The National Human Genome Research Institute, and other NIH institutes are releasing a request for applications this week for a program to fund a genome-wide protein sequence database, NHGRI said Jan. 29.
Although the institute declined to give the dollar amount of the proposed grant, the initiative is aimed at addressing the need for a centralized, web-accessible database of proteins, their sequences, and their corresponding DNA sequence in their respective genomes, said Peter Good, the program director for genome informatics at NHGRI.
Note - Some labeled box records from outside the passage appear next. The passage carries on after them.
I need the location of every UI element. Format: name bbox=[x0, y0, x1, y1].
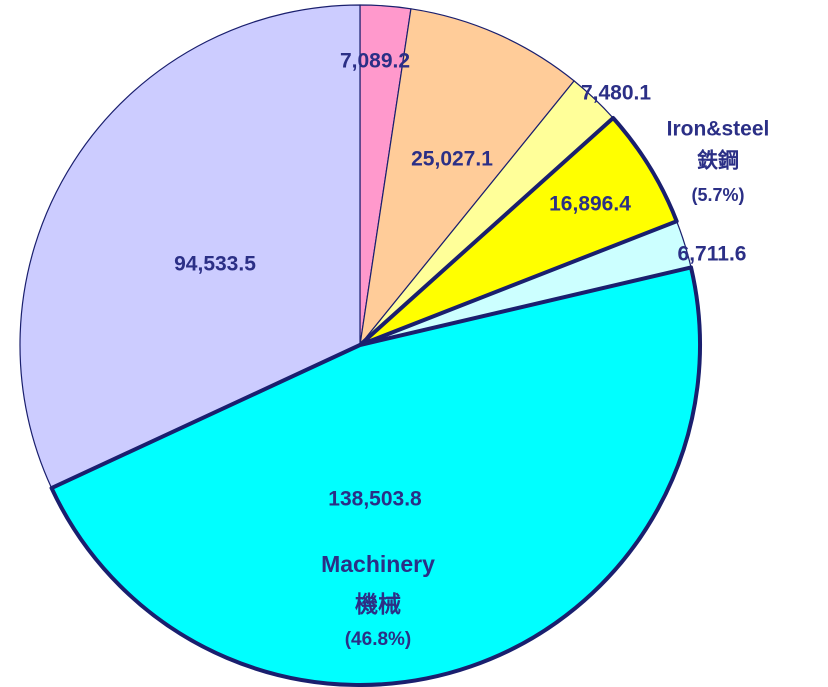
data-label: 16,896.4 bbox=[549, 193, 631, 216]
data-label: 138,503.8 bbox=[328, 488, 422, 511]
annotation: Iron&steel bbox=[667, 118, 770, 141]
annotation: (46.8%) bbox=[345, 629, 412, 650]
data-label: 25,027.1 bbox=[411, 148, 493, 171]
pie-slice bbox=[359, 8, 575, 346]
data-label: 7,480.1 bbox=[581, 82, 651, 105]
pie-slice bbox=[358, 116, 679, 347]
annotation: Machinery bbox=[321, 551, 435, 577]
pie-slice bbox=[49, 265, 702, 687]
pie-slice bbox=[19, 4, 361, 489]
annotation: 機械 bbox=[355, 591, 401, 617]
annotation: 鉄鋼 bbox=[697, 149, 739, 173]
data-label: 6,711.6 bbox=[678, 243, 747, 266]
data-label: 7,089.2 bbox=[340, 50, 410, 73]
annotation: (5.7%) bbox=[691, 185, 744, 205]
data-label: 94,533.5 bbox=[174, 253, 256, 276]
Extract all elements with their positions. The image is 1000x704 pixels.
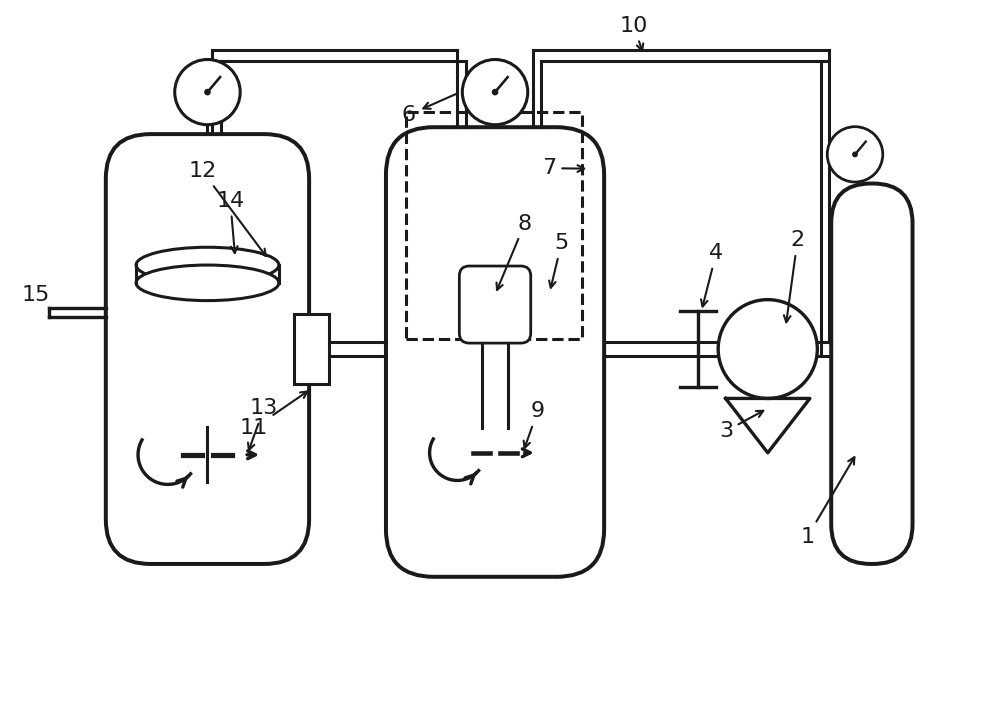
Circle shape	[205, 89, 210, 95]
Text: 1: 1	[800, 457, 854, 547]
Circle shape	[827, 127, 883, 182]
Bar	[406, 112, 582, 339]
Text: 13: 13	[248, 398, 278, 450]
Text: 6: 6	[402, 93, 458, 125]
Circle shape	[175, 60, 240, 125]
Text: 5: 5	[549, 233, 569, 288]
Text: 7: 7	[543, 158, 584, 178]
Text: 14: 14	[216, 191, 244, 253]
FancyBboxPatch shape	[106, 134, 309, 564]
Text: 9: 9	[524, 401, 545, 448]
Ellipse shape	[136, 265, 279, 301]
Circle shape	[853, 152, 857, 156]
Bar	[294, 315, 329, 384]
FancyBboxPatch shape	[386, 127, 604, 577]
FancyBboxPatch shape	[831, 184, 913, 564]
Text: 8: 8	[497, 213, 532, 290]
Text: 12: 12	[188, 161, 266, 256]
FancyBboxPatch shape	[459, 266, 531, 343]
Ellipse shape	[136, 247, 279, 283]
Text: 3: 3	[719, 410, 763, 441]
Circle shape	[462, 60, 528, 125]
Text: 15: 15	[22, 284, 50, 305]
Text: 4: 4	[701, 243, 723, 306]
Circle shape	[718, 300, 817, 398]
Circle shape	[492, 89, 498, 95]
Text: 10: 10	[620, 16, 648, 51]
Text: 2: 2	[784, 230, 805, 322]
Text: 11: 11	[240, 391, 307, 438]
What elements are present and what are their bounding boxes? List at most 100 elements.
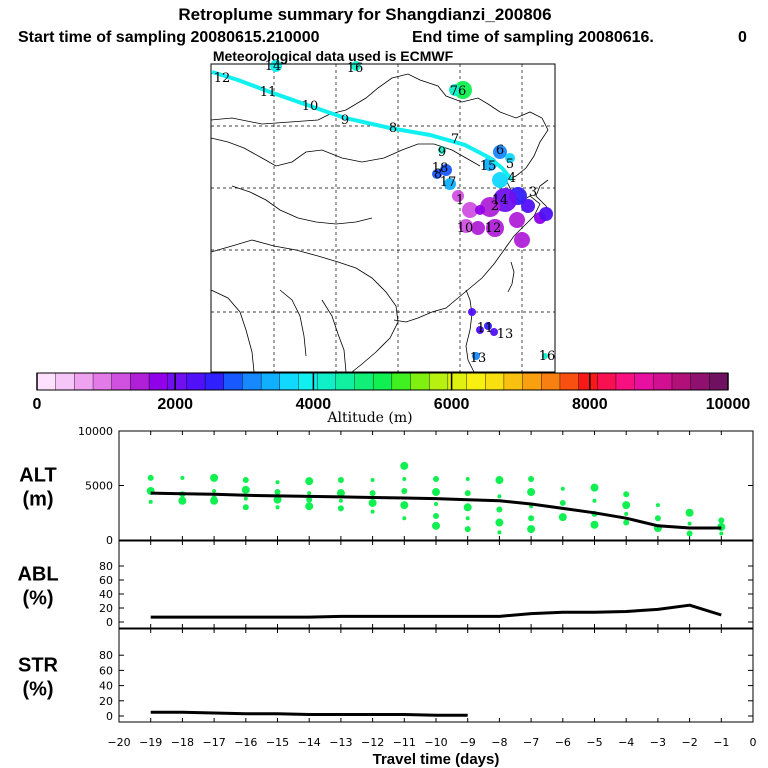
x-tick-label: −9: [460, 736, 476, 749]
y-tick-label: 60: [99, 574, 113, 587]
colorbar-segment: [559, 372, 580, 391]
colorbar-segment: [167, 372, 187, 391]
start-time-label: Start time of sampling 20080615.210000: [18, 29, 320, 46]
spread-dot: [623, 519, 630, 526]
spread-dot: [686, 530, 693, 537]
y-axis-unit: (%): [22, 588, 53, 610]
y-axis-label: ALT: [19, 465, 56, 487]
colorbar-segment: [242, 372, 262, 391]
plume-spot: [270, 60, 282, 72]
x-tick-label: −5: [586, 736, 602, 749]
x-tick-label: −11: [393, 736, 416, 749]
map-day-label: 13: [497, 327, 514, 342]
str-panel: 80 60 40 20 0 STR(%): [18, 628, 754, 723]
colorbar-segment: [335, 372, 355, 391]
y-tick-label: 60: [99, 664, 113, 677]
plume-spot: [486, 219, 504, 237]
x-tick-label: −18: [171, 736, 194, 749]
spread-dot: [243, 496, 248, 501]
spread-dot: [592, 498, 597, 503]
spread-dot: [623, 491, 630, 498]
spread-dot: [338, 498, 343, 503]
spread-dot: [559, 499, 566, 506]
plume-spot: [459, 219, 473, 233]
spread-dot: [590, 483, 599, 492]
spread-dot: [624, 511, 629, 516]
plume-spot: [449, 84, 461, 96]
coast-taiwan: [507, 261, 515, 293]
x-tick-label: −8: [491, 736, 507, 749]
map-plume-spots: [270, 60, 553, 360]
spread-dot: [434, 502, 438, 507]
spread-dot: [560, 486, 565, 491]
spread-dot: [212, 488, 217, 493]
colorbar-segment: [55, 372, 75, 391]
colorbar-segment: [410, 372, 430, 391]
x-tick-label: −13: [329, 736, 352, 749]
y-tick-label: 80: [99, 649, 113, 662]
spread-dot: [687, 521, 692, 526]
spread-dot: [400, 501, 409, 510]
map-day-label: 11: [477, 321, 494, 336]
spread-dot: [147, 474, 154, 481]
x-tick-label: −2: [681, 736, 697, 749]
border-india: [210, 289, 255, 373]
spread-dot: [401, 487, 408, 494]
map-day-label: 7: [451, 132, 459, 147]
y-axis-unit: (%): [22, 679, 53, 701]
colorbar-segment: [541, 372, 561, 391]
map-day-label: 16: [539, 349, 556, 364]
map-day-label: 8: [389, 121, 397, 136]
map-day-label: 12: [214, 71, 231, 86]
spread-dot: [178, 496, 187, 505]
colorbar-segment: [298, 372, 318, 391]
x-tick-label: −15: [266, 736, 289, 749]
spread-dot: [654, 515, 661, 522]
spread-dot: [433, 513, 439, 520]
map-day-label: 9: [438, 145, 446, 160]
colorbar-tick-label: 2000: [157, 396, 193, 413]
spread-dot: [370, 509, 375, 514]
y-tick-label: 80: [99, 560, 113, 573]
map-day-label: 9: [341, 113, 349, 128]
colorbar-segment: [111, 372, 131, 391]
spread-dot: [337, 505, 344, 512]
plume-spot: [472, 352, 480, 360]
spread-dot: [273, 495, 282, 504]
map-day-label: 15: [480, 159, 497, 174]
spread-dot: [718, 517, 725, 524]
map-day-label: 5: [506, 157, 514, 172]
colorbar-segment: [597, 372, 617, 391]
series-line: [150, 491, 722, 530]
map-day-label: 2: [491, 199, 499, 214]
spread-dot: [242, 504, 249, 511]
y-tick-label: 10000: [78, 425, 113, 438]
spread-dot: [402, 516, 407, 521]
colorbar-tick-label: 0: [33, 396, 42, 413]
spread-dot: [497, 494, 502, 499]
colorbar-segment: [391, 372, 412, 391]
map-day-label: 10: [302, 99, 319, 114]
colorbar-segment: [634, 372, 654, 391]
spread-dot: [527, 488, 536, 497]
x-tick-label: −7: [523, 736, 539, 749]
plume-spot: [492, 172, 508, 188]
spread-dot: [496, 506, 503, 513]
spread-dot: [337, 477, 344, 484]
plume-spot: [480, 197, 500, 217]
spread-dot: [148, 499, 153, 504]
x-tick-label: 0: [750, 736, 757, 749]
x-tick-label: −6: [555, 736, 571, 749]
spread-dot: [465, 476, 470, 481]
colorbar-segment: [522, 372, 542, 391]
spread-dot: [210, 473, 219, 482]
spread-dot: [402, 476, 407, 481]
colorbar-segment: [466, 372, 486, 391]
colorbar-segment: [503, 372, 524, 391]
spread-dot: [528, 475, 535, 482]
y-axis-label: STR: [18, 655, 59, 677]
spread-dot: [368, 498, 377, 507]
x-axis: −20 −19 −18 −17 −16 −15 −14 −13 −12 −11 −10 −9 −8 −7−…: [107, 736, 756, 768]
border-burma: [279, 289, 307, 357]
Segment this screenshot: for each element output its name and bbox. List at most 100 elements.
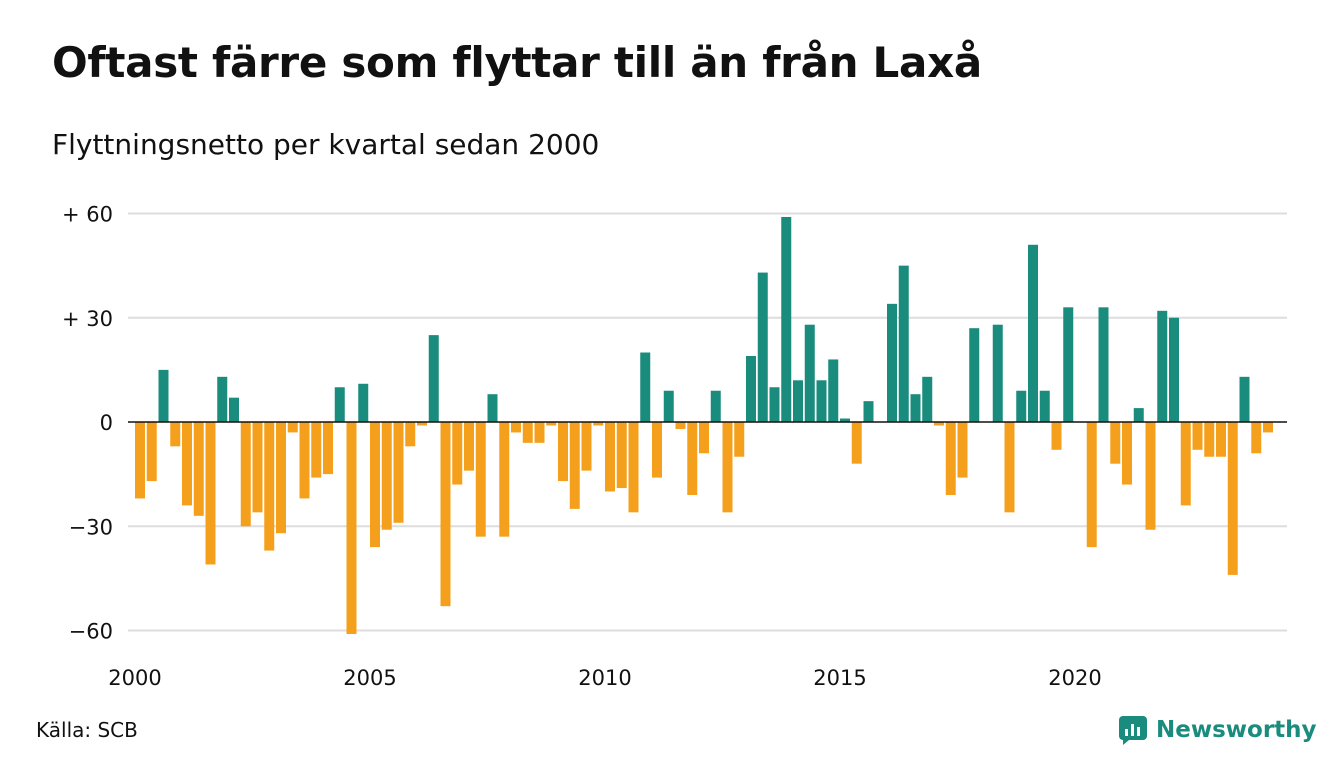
data-bar <box>1004 422 1015 513</box>
data-bar <box>487 394 498 422</box>
x-tick-label: 2000 <box>108 666 161 690</box>
data-bar <box>1239 376 1250 422</box>
data-bar <box>182 422 192 506</box>
data-bar <box>898 265 909 423</box>
data-bar <box>475 422 486 537</box>
data-bar <box>1204 422 1215 457</box>
data-bar <box>1110 422 1121 464</box>
data-bar <box>381 422 392 530</box>
x-tick-label: 2005 <box>343 666 396 690</box>
data-bar <box>323 422 333 475</box>
data-bar <box>945 422 956 495</box>
data-bar <box>1227 422 1238 575</box>
source-label: Källa: SCB <box>36 718 138 742</box>
data-bar <box>1169 317 1179 422</box>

“The general concept is that we would like to support a database that will be a rich resource of information for anyone interested in proteins,” he said. While there are many protein databases, most are specific to model organisms such as C. elegans and S. cerevisiae, he added.
In addition, Good said the database would help clear up some of the confusion surrounding gene predictions. “Really there’s some question as to how accurate the predictions are in terms of translation, [and] you also want to make sure there’s information about whether the protein is in a gene family; if the protein is translated from an alternatively spliced form; whether there are isoforms; [and if] the protein is modified,” he said.
The application will not be geared toward protein databases that include protein structure or protein interactions, he said, because of already established databases, such as PDB, and because including interactions, while theoretically possible, would make the project less feasible.
Because the NHGRI does not wish to duplicate already available protein sequence resources, the grant is open to established databases such as Swiss-Prot, perhaps the most well-known protein sequence database that was started in 1993 by Amos Bairoch, Denis Hochstrasser, and Ron Appel.
“Swiss-Prot is certainly welcome to apply to this RFA, and I think Swiss-Prot is an excellent model for it because it really sets the standards for a well-curated protein database,” Good said. But there are other models for protein sequence databases, he said, and “we’re looking for the best application.”
Good, who joined NHGRI several months ago after leaving a faculty position in developmental biology at Louisiana State University, said that NHGRI and the other institutes sponsoring the grant are more broadly interested in funding projects in proteomics, and are hoping a NIH-sponsored workshop in April will help the institutes “find out what the state-of-the-art technology is and see how it fits with our goals, so that we can decide what to fund.
“We do have a strong interest in proteomics, on a genome scale,” he said, but added that there is currently no initiative within NIH to fund a proteomics project on the scale of the Human Genome Project.